Quick action. Use the Superwild Poop Inspector to scan your dog's next poo for an instant colour-and-form reading. For the full 7-pillar wellness picture, take the Super Score quiz. And for ongoing daily nutritional support, Super Everyday is the foundation we recommend.
Frequently asked questions
What colour should healthy dog poop be?
Healthy dog poop should be a chocolate-brown colour, ranging from milk-chocolate to dark-chocolate depending on diet. Any persistent shade outside that range is worth investigating, particularly if it lasts more than 48 hours or appears alongside vomiting, lethargy, or off food.
Why is my dog's poop yellow?
Yellow dog poop in the UK most often points to a recent diet change, a food intolerance, gut inflammation, or a bile-flow issue. If it's a one-off and your dog is otherwise well, return to the previous food and monitor for 48 hours.
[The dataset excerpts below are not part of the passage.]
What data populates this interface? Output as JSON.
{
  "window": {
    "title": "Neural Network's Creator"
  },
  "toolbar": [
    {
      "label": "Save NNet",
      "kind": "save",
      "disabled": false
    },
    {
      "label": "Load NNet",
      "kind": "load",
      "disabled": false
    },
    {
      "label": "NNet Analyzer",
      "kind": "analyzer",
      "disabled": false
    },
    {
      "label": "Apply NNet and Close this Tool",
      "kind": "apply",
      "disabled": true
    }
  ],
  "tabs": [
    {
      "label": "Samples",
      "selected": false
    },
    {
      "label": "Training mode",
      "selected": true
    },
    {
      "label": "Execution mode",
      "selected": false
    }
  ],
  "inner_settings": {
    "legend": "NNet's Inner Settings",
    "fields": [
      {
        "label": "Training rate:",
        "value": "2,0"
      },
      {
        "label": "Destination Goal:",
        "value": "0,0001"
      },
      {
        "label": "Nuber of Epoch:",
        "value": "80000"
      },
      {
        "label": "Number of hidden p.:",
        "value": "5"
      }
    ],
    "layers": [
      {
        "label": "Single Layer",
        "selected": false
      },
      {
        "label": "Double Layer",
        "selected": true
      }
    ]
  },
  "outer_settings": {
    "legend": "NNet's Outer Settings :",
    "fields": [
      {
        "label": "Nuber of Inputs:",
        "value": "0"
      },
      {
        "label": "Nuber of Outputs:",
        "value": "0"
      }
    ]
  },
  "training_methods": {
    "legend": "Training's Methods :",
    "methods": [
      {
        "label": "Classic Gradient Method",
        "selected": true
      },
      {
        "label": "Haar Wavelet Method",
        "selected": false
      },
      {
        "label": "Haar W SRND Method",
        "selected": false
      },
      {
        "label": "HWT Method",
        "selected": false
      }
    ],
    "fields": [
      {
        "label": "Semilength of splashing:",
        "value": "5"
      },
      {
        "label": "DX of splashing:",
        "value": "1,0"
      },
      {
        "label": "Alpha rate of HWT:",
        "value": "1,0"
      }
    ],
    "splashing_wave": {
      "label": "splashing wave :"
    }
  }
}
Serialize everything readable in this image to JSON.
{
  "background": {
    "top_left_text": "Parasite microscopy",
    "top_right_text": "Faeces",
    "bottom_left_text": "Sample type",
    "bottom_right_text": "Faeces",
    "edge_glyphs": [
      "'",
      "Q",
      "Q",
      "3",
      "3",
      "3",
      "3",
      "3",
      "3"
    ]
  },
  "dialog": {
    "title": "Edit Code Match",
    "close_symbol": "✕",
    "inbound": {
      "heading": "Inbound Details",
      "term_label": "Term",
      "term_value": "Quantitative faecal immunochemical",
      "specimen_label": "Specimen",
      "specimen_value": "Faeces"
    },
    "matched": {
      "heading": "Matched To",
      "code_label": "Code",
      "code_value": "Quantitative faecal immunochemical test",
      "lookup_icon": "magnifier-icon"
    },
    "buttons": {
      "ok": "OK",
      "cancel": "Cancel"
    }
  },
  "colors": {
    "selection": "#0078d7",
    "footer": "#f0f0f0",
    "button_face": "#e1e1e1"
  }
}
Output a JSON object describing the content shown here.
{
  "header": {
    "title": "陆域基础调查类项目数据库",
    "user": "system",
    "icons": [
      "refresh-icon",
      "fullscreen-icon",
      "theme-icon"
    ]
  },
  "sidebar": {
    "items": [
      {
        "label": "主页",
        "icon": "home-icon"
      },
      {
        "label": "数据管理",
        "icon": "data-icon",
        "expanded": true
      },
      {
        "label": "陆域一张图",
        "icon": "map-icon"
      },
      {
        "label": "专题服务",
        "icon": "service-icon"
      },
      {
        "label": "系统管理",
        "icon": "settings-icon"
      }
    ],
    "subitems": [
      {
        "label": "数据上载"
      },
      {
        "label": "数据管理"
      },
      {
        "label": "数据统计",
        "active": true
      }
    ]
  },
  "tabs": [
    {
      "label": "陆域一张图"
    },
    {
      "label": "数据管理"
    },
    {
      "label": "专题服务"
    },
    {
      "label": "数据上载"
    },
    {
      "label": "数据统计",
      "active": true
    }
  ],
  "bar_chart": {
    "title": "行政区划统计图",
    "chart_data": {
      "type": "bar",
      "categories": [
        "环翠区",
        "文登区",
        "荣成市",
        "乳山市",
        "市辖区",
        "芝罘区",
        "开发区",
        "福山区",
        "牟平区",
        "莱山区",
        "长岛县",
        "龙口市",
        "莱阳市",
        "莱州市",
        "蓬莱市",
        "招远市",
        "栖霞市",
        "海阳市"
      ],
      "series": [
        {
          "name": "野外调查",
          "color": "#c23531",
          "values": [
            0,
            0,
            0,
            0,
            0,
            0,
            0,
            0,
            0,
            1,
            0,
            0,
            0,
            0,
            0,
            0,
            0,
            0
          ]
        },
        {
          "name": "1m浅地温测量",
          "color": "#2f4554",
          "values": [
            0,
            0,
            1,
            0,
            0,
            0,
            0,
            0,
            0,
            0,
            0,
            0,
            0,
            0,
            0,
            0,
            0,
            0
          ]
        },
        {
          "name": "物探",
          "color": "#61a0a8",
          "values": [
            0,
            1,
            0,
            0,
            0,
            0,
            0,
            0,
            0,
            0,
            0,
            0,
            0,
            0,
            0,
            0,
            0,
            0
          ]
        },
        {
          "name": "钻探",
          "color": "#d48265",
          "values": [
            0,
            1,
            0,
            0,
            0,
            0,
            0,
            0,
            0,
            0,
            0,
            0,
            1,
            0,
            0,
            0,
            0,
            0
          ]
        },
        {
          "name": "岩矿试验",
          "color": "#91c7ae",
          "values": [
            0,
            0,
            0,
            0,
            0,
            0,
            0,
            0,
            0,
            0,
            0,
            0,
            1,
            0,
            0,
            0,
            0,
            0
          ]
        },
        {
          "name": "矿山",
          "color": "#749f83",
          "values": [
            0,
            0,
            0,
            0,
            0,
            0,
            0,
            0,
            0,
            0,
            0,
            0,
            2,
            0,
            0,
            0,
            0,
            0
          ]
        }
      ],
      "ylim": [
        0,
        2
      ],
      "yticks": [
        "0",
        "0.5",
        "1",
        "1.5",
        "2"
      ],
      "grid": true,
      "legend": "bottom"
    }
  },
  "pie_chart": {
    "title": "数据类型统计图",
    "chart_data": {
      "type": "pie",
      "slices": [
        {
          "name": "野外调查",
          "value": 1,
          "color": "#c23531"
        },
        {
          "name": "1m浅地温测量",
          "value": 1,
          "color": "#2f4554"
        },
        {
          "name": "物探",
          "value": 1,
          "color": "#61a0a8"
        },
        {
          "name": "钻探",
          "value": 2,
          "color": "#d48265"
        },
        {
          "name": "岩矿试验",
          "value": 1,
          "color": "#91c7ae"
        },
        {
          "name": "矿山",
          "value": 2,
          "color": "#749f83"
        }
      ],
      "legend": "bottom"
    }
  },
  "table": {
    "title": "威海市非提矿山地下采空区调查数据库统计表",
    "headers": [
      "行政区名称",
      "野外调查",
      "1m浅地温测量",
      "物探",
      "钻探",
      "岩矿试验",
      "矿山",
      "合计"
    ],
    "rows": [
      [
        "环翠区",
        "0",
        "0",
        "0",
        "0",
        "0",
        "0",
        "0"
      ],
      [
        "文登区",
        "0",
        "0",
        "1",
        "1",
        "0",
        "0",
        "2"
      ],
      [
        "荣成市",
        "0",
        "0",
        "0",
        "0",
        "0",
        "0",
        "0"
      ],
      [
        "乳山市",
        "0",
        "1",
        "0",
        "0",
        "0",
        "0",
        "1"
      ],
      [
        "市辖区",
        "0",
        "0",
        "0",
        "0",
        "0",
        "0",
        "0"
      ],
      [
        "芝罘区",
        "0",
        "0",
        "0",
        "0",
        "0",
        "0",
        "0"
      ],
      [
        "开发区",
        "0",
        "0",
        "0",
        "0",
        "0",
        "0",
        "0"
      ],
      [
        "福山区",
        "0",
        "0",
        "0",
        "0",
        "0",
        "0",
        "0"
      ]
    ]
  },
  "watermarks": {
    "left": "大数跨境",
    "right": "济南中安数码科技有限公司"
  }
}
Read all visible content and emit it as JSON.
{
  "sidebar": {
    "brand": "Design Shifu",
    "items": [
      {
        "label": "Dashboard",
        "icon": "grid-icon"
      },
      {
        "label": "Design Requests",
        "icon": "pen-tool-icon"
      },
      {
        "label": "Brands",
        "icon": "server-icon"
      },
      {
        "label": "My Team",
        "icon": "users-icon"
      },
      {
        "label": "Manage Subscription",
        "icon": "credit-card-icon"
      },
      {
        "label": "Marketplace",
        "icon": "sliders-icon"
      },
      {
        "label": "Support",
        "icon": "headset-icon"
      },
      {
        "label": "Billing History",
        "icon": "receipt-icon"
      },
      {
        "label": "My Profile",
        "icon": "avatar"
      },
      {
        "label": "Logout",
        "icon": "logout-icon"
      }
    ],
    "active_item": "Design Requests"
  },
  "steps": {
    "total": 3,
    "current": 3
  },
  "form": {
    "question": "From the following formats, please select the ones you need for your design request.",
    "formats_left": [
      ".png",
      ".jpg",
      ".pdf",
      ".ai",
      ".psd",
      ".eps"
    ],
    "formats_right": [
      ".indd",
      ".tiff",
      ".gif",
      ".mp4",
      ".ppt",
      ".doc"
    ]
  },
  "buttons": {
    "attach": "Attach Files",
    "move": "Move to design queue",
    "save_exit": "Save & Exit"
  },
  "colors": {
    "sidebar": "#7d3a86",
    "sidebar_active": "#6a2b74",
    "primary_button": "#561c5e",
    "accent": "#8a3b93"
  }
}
Is black dog poop always an emergency?
Black, sticky, tarry dog poop (melaena) is one of the more urgent signs on the colour chart and warrants a same-day call to your vet. It indicates digested blood from the upper GI tract.
Why is my dog's poop green?
The most common cause of green dog poop is eating grass. Other possibilities include intestinal parasites, gallbladder issues, or exposure to rodenticide, which is often dyed green in the UK.
When should I take a poop sample to the vet?
UK vets recommend bringing a fresh stool sample whenever your dog has had persistent colour changes, diarrhoea, blood in stool, or visible worms or mucus. The PDSA recommends a sample less than 12 hours old, sealed in a clean container.
Last updated April 2026. This guide is intended for general information and does not replace advice from a UK-registered MRCVS veterinarian.